Endpoint=sb://artemeventhubs.servicebus.windows.net/;SharedAccessKeyName=saspolicytpcc;SharedAccessKey=<REDACTED>;EntityPath=history
Deploy a CockroachDB Cluster With Enterprise Changefeeds
You can spin up a dedicated cluster using the following directions. My cluster is a 3-node cluster in AWS with AZ failure tolerance in us-east-1
.
To enable CDC we need to execute the following command:
SET CLUSTER SETTING kv.rangefeed.enabled = true;
Event Hubs supports Kafka protocol with port 9093. We can use the connection string URL from the SAS policy and protocol kafka://
. The equivalent of kafka://<confluent cloud kafka endpoint url>:9092
in Event Hubs is kafka://artemeventhubs.servicebus.windows.net:9093
. The sasl_user
and sasl_password
section is where it gets tricky. I owe a huge thanks to the article "How to Use Kafka Client with Azure Event Hubs" for providing answers for the associated fields. sasl_user
will be set to $ConnectionString
just as the article says. sasl_password
however, is a bit tricky. Considering CockroachDB expects a URL-encoded secret key, it took me several tries before I got it right. The trick is to URL-encode the entire connection string from the SAS Policy. I'm consistently relying on the following URL-encoder service to URL-encode these values.

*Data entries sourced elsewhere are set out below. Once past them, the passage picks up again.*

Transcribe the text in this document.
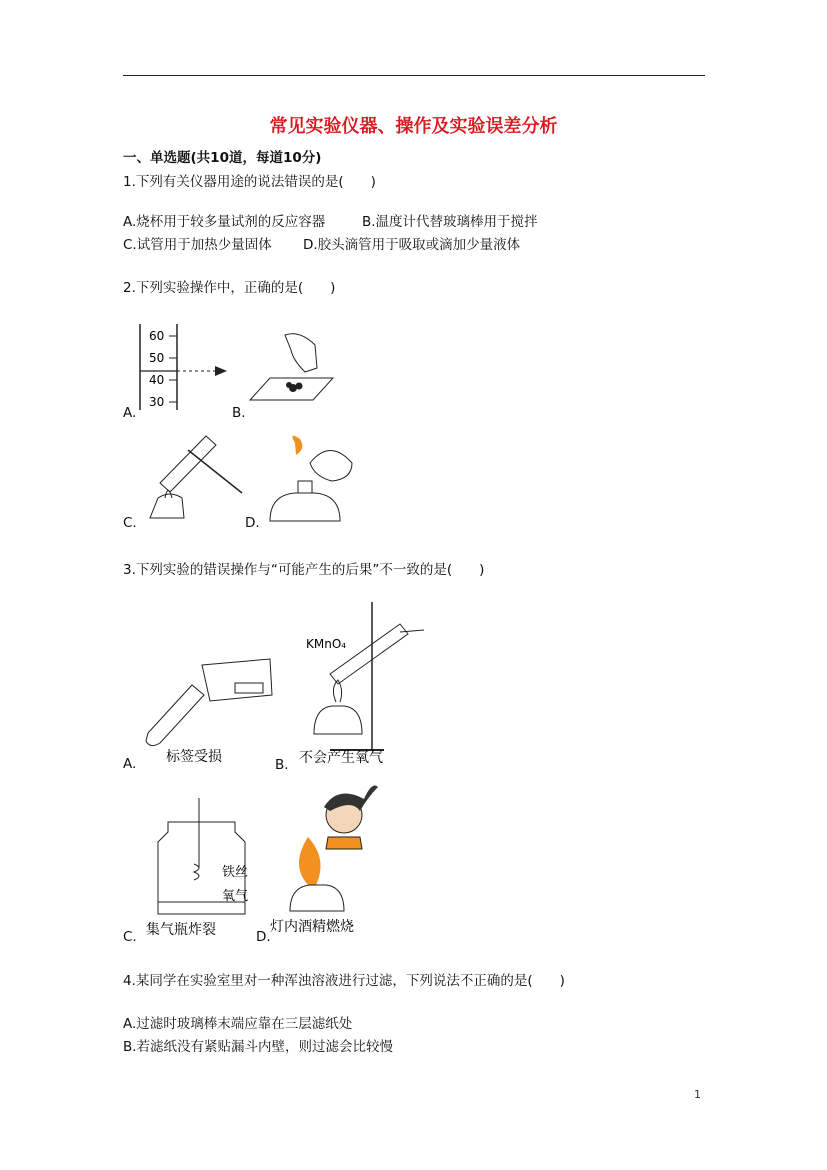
常见实验仪器、操作及实验误差分析
一、单选题(共10道，每道10分)
1.下列有关仪器用途的说法错误的是(　　)
A.烧杯用于较多量试剂的反应容器	B.温度计代替玻璃棒用于搅拌
C.试管用于加热少量固体 D.胶头滴管用于吸取或滴加少量液体
2.下列实验操作中，正确的是(　　)
60
50
40
30
A.	B.
C.	D.
3.下列实验的错误操作与“可能产生的后果”不一致的是(　　)
标签受损
A.
KMnO₄
不会产生氧气
B.
铁丝
氧气
集气瓶炸裂
C.
灯内酒精燃烧
D.
4.某同学在实验室里对一种浑浊溶液进行过滤，下列说法不正确的是(　　)
A.过滤时玻璃棒末端应靠在三层滤纸处
B.若滤纸没有紧贴漏斗内壁，则过滤会比较慢
1
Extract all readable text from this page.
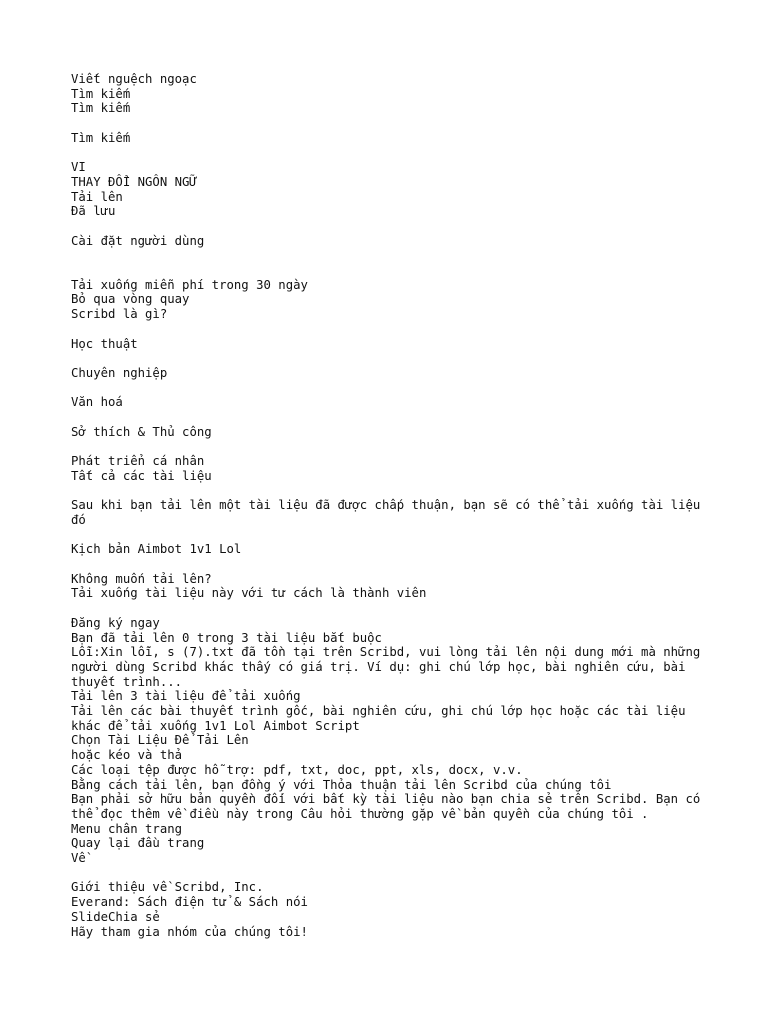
Viết nguệch ngoạc
Tìm kiếm
Tìm kiếm
Tìm kiếm
VI
THAY ĐỔI NGÔN NGỮ
Tải lên
Đã lưu
Cài đặt người dùng
Tải xuống miễn phí trong 30 ngày
Bỏ qua vòng quay
Scribd là gì?
Học thuật
Chuyên nghiệp
Văn hoá
Sở thích & Thủ công
Phát triển cá nhân
Tất cả các tài liệu
Sau khi bạn tải lên một tài liệu đã được chấp thuận, bạn sẽ có thể tải xuống tài liệu đó
Kịch bản Aimbot 1v1 Lol
Không muốn tải lên?
Tải xuống tài liệu này với tư cách là thành viên
Đăng ký ngay
Bạn đã tải lên 0 trong 3 tài liệu bắt buộc
Lỗi:Xin lỗi, s (7).txt đã tồn tại trên Scribd, vui lòng tải lên nội dung mới mà những người dùng Scribd khác thấy có giá trị. Ví dụ: ghi chú lớp học, bài nghiên cứu, bài thuyết trình...
Tải lên 3 tài liệu để tải xuống
Tải lên các bài thuyết trình gốc, bài nghiên cứu, ghi chú lớp học hoặc các tài liệu khác để tải xuống 1v1 Lol Aimbot Script
Chọn Tài Liệu Để Tải Lên
hoặc kéo và thả
Các loại tệp được hỗ trợ: pdf, txt, doc, ppt, xls, docx, v.v.
Bằng cách tải lên, bạn đồng ý với Thỏa thuận tải lên Scribd của chúng tôi
Bạn phải sở hữu bản quyền đối với bất kỳ tài liệu nào bạn chia sẻ trên Scribd. Bạn có thể đọc thêm về điều này trong Câu hỏi thường gặp về bản quyền của chúng tôi .
Menu chân trang
Quay lại đầu trang
Về
Giới thiệu về Scribd, Inc.
Everand: Sách điện tử & Sách nói
SlideChia sẻ
Hãy tham gia nhóm của chúng tôi!
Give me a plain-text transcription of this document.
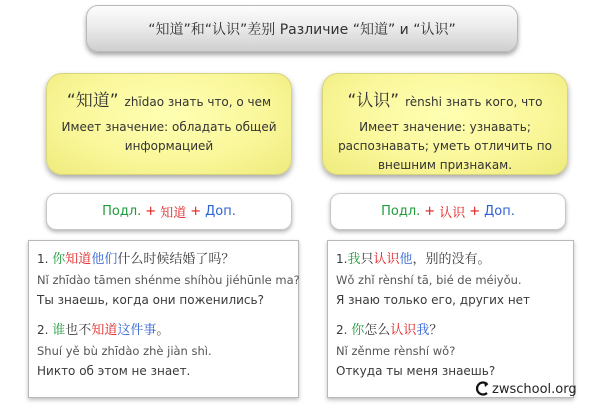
“知道”和“认识”差别 Различие “知道” и “认识”
“知道” zhīdao знать что, о чем
Имеет значение: обладать общей информацией
“认识” rènshi знать кого, что
Имеет значение: узнавать; распознавать; уметь отличить по внешним признакам.
Подл. + 知道 + Доп.	Подл. + 认识 + Доп.
1. 你知道他们什么时候结婚了吗？
Nǐ zhīdào tāmen shénme shíhòu jiéhūnle ma?
Ты знаешь, когда они поженились?
2. 谁也不知道这件事。
Shuí yě bù zhīdào zhè jiàn shì.
Никто об этом не знает.
1.我只认识他，别的没有。
Wǒ zhǐ rènshí tā, bié de méiyǒu.
Я знаю только его, других нет
2. 你怎么认识我？
Nǐ zěnme rènshí wǒ?
Откуда ты меня знаешь?
zwschool.org
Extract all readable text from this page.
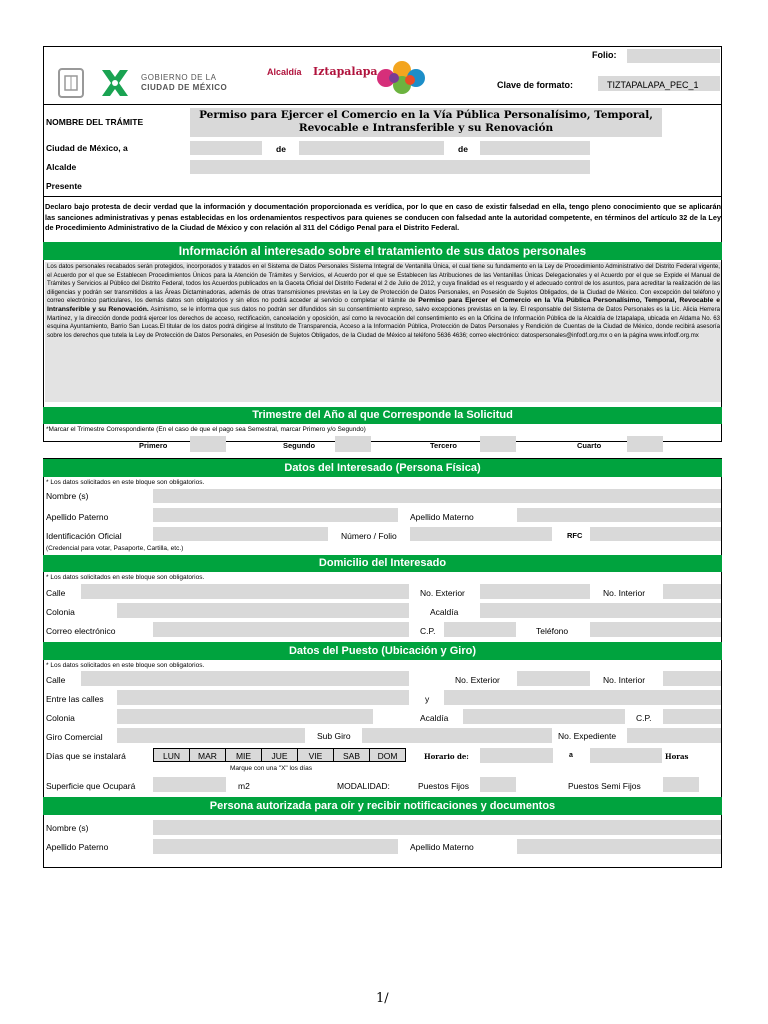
Folio:
GOBIERNO DE LA
CIUDAD DE MÉXICO
Alcaldía Iztapalapa
Clave de formato:	TIZTAPALAPA_PEC_1
NOMBRE DEL TRÁMITE
Permiso para Ejercer el Comercio en la Vía Pública Personalísimo, Temporal, Revocable e Intransferible y su Renovación
Ciudad de México, a	de	de
Alcalde
Presente
Declaro bajo protesta de decir verdad que la información y documentación proporcionada es verídica, por lo que en caso de existir falsedad en ella, tengo pleno conocimiento que se aplicarán las sanciones administrativas y penas establecidas en los ordenamientos respectivos para quienes se conducen con falsedad ante la autoridad competente, en términos del artículo 32 de la Ley de Procedimiento Administrativo de la Ciudad de México y con relación al 311 del Código Penal para el Distrito Federal.
Información al interesado sobre el tratamiento de sus datos personales
Los datos personales recabados serán protegidos, incorporados y tratados en el Sistema de Datos Personales Sistema Integral de Ventanilla Única, el cual tiene su fundamento en la Ley de Procedimiento Administrativo del Distrito Federal vigente, el Acuerdo por el que se Establecen Procedimientos Únicos para la Atención de Trámites y Servicios, el Acuerdo por el que se Establecen las Atribuciones de las Ventanillas Únicas Delegacionales y el Acuerdo por el que se Expide el Manual de Trámites y Servicios al Público del Distrito Federal, todos los Acuerdos publicados en la Gaceta Oficial del Distrito Federal el 2 de Julio de 2012, y cuya finalidad es el resguardo y el adecuado control de los asuntos, para acreditar la realización de las diligencias y podrán ser transmitidos a las Áreas Dictaminadoras, además de otras transmisiones previstas en la Ley de Protección de Datos Personales, en Posesión de Sujetos Obligados, de la Ciudad de México. Con excepción del teléfono y correo electrónico particulares, los demás datos son obligatorios y sin ellos no podrá acceder al servicio o completar el trámite de Permiso para Ejercer el Comercio en la Vía Pública Personalísimo, Temporal, Revocable e Intransferible y su Renovación. Asimismo, se le informa que sus datos no podrán ser difundidos sin su consentimiento expreso, salvo excepciones previstas en la ley. El responsable del Sistema de Datos Personales es la Lic. Alicia Herrera Martínez, y la dirección donde podrá ejercer los derechos de acceso, rectificación, cancelación y oposición, así como la revocación del consentimiento es en la Oficina de Información Pública de la Alcaldía de Iztapalapa, ubicada en Aldama No. 63 esquina Ayuntamiento, Barrio San Lucas.El titular de los datos podrá dirigirse al Instituto de Transparencia, Acceso a la Información Pública, Protección de Datos Personales y Rendición de Cuentas de la Ciudad de México, donde recibirá asesoría sobre los derechos que tutela la Ley de Protección de Datos Personales, en Posesión de Sujetos Obligados, de la Ciudad de México al teléfono 5636 4636; correo electrónico: datospersonales@infodf.org.mx o en la página www.infodf.org.mx
Trimestre del Año al que Corresponde la Solicitud
*Marcar el Trimestre Correspondiente (En el caso de que el pago sea Semestral, marcar Primero y/o Segundo)
Primero	Segundo	Tercero	Cuarto
Datos del Interesado (Persona Física)
* Los datos solicitados en este bloque son obligatorios.
Nombre (s)
Apellido Paterno	Apellido Materno
Identificación Oficial	Número / Folio	RFC
(Credencial para votar, Pasaporte, Cartilla, etc.)
Domicilio del Interesado
* Los datos solicitados en este bloque son obligatorios.
Calle	No. Exterior	No. Interior
Colonia	Acaldía
Correo electrónico	C.P.	Teléfono
Datos del Puesto (Ubicación y Giro)
* Los datos solicitados en este bloque son obligatorios.
Calle	No. Exterior	No. Interior
Entre las calles	y
Colonia	Acaldía	C.P.
Giro Comercial	Sub Giro	No. Expediente
Días que se instalará	LUN	MAR	MIE	JUE	VIE	SAB	DOM	Horario de:	a	Horas
Marque con una "X" los días
Superficie que Ocupará	m2	MODALIDAD:	Puestos Fijos	Puestos Semi Fijos
Persona autorizada para oír y recibir notificaciones y documentos
Nombre (s)
Apellido Paterno	Apellido Materno
1/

Create a Changefeed With the Event Hubs Information
CREATE CHANGEFEED FOR TABLE history INTO "kafka://artemeventhubs.servicebus.windows.net:9093?tls_enabled=true&sasl_enabled=true&sasl_user=$ConnectionString&sasl_password=Endpoint%3Dsb%3A%2F%2Fartemeventhubs.servicebus.windows.net%2F%3BSharedAccessKeyName%3Dsaspolicytpcc%3BSharedAccessKey<REDACTED>EntityPath%3Dhistory&sasl_mechanism=PLAIN" WITH updated, format = json;
job_id ---------------------- 801162005835612162 (1 row) NOTICE: changefeed will emit to topic history Time: 235ms total (execution 215ms / network 20ms)
The only thing that remains is generating a workload. We are going to use the TPC-C workload bundled with the Cockroach binary. In a new terminal window, run the following two commands:
Generate Sample Data
cockroach workload fixtures import tpcc --warehouses=10 "postgresql://<user>@<Cockroach Cloud Dedicated url>:26257/tpcc?sslmode=verify-full&sslrootcert=/path/certs/cluster-ca.crt"
Execute the Workload
cockroach workload run tpcc --warehouses=10 --ramp=3m --duration=1h "postgresql://<user>@<Cockroach Cloud Dedicated url>:26257/tpcc?sslmode=verify-full&sslrootcert=/path/certs/cluster-ca.crt"
Verify
The only thing that's left is to confirm the messages are sent to Azure Event Hubs. In the Azure Console, navigate to the individual Event Hubs. You can see the changing message counters:
The simplest way to view messages in the Event Hubs is to click the "Process data" option on the Event Hub page, then select the "Enable real-time insights from events" option.
There, an SQL Editor window will open and load messages:
And this is how you can leverage existing CockroachDB capability with non-standard services like Azure Event Hubs. Hopefully, you've found this a viable solution until Event Hubs is a first-class citizen in CockroachDB.